Quand on cumule 17 ans d’exercice, 6 longs-métrages, 3 prix au festival américain de Deauville, un au festival du film de Berlin, 17 courts-métrages dont 4 sélections à Sundance, le festival américain de cinéma indépendant créé par Robert Redford… on peut à juste titre parler d’expérience et de légitimité en matière de cinéma. Et c’est précisément ce que la société de production cannoise Adastra a souhaité partager en lançant ses propres formations. "À Paris, les gens du cinéma ont accès à de nombreuses formations mais ce n’est pas le cas en région Sud, explique Sébastien Aubert, à la tête de l’entreprise cofondée avec David Guiraud. Il y a la formation initiale pour les étudiants mais pas pour ceux qui veulent se perfectionner."
Plus de 300 projets reçus par an
Et à en croire le dirigeant et le volume de sollicitations reçues dans son bureau, ils seraient nombreux à avoir déjà un pied dans le métier et à vouloir pousser plus loin leur rêve dans le septième art. C’est donc à eux que s’adressent ces sessions de formations, qui se tiendront à partir de septembre et qui seront menées par des figures et autres experts du milieu. "Nous recevons plus de 300 projets par an, et on va peut-être travailler avec un ou deux auteurs qui nous auront contactés. Pour les scénaristes et les réalisateurs, il s’agit d’apprendre à présenter un projet, comment approcher un producteur, faire un dossier artistique solide, pitcher en public, face à un producteur ou face caméra, faire une note d’intention…"
La formation producteur visera quant à elle à apprendre à faire un plan de financement, créer sa société de production ou savoir à quelle porte frapper pour solliciter des crédits… Du "pratico-pratique" là encore.
Pour des castings réussis
Idem pour la formation d’acteur. Elle aussi prise en charge par l’Afdas, l’opérateur de compétences de la culture et des industries créatives, et certifiée Qualiopi, elle sera on ne peut plus concrète. "Nous recevons là encore énormément de self tapes (enregistrements faits soi-même, NDLR) de candidatures et on constate que, souvent, les gens se présentent mal, n’ont pas la bonne posture. Le but est de trouver un job, d’enfin arriver à passer un casting réussi."
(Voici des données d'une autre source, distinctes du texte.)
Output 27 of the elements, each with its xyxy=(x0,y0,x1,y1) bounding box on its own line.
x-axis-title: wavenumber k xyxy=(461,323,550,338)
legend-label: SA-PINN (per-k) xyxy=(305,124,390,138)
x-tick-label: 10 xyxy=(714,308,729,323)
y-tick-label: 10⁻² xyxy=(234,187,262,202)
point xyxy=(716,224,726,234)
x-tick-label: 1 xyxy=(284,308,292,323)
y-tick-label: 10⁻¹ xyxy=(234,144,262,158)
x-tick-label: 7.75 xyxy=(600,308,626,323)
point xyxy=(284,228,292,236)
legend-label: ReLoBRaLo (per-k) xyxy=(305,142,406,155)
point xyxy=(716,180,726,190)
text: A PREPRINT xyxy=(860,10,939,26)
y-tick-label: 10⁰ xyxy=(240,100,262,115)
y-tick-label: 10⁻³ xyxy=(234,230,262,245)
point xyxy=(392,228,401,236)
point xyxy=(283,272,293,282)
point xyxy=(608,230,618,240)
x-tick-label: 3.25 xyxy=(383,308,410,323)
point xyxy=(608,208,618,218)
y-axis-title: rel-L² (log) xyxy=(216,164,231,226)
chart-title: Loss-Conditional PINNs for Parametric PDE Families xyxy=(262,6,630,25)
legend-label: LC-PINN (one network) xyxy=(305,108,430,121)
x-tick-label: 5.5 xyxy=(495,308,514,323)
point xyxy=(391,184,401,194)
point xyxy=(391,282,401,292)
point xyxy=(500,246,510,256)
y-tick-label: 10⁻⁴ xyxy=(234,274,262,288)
Pour Adastra, ce peut être aussi un moyen de déceler d’éventuels talents, devant ou derrière la caméra. Car si la petite entreprise ne compte que 6 collaborateurs, elle peut faire travailler "60 à 70 personnes par jour en moyenne sur un projet" et embaucher plusieurs centaines de personnes, figurants compris, pour un tournage.
Des films à plus de 5 millions d’euros de budget
Et les projets se multiplient. Il y a son activité portée par Films 06, dédiée aux films d’entreprises et qu’elle exerce auprès du tissu local ou pour des groupes internationaux comme Xiaomi, le géant chinois de la téléphonie mobile et de l’électronique qui l’avait choisi pour la réalisation du film ayant servi au lancement de ses nouveaux produits. Et puis il y a tous ces longs-métrages à venir : un film avec François Damiens et Mélanie Thierry, l’adaptation d’une bande dessinée avec Gérard Jugnot, celui du Niçois Akaki Popkhadze ou de l’Américain Shane Atkinson.
Pour la première fois en 2024, Adastra a dépassé le million d’euros de chiffre d’affaires — 1,3 million très exactement. L’entreprise ambitionne désormais de passer un autre cap : produire des films dépassant les 5 millions d’euros de budget. Des ambitions qui pourraient mener un jour la "petite Cannoise" à atteindre ses rêves parmi lesquels, "le rêve ultime" pour Sébastien Aubert : remporter une Palme d’Or et un Oscar.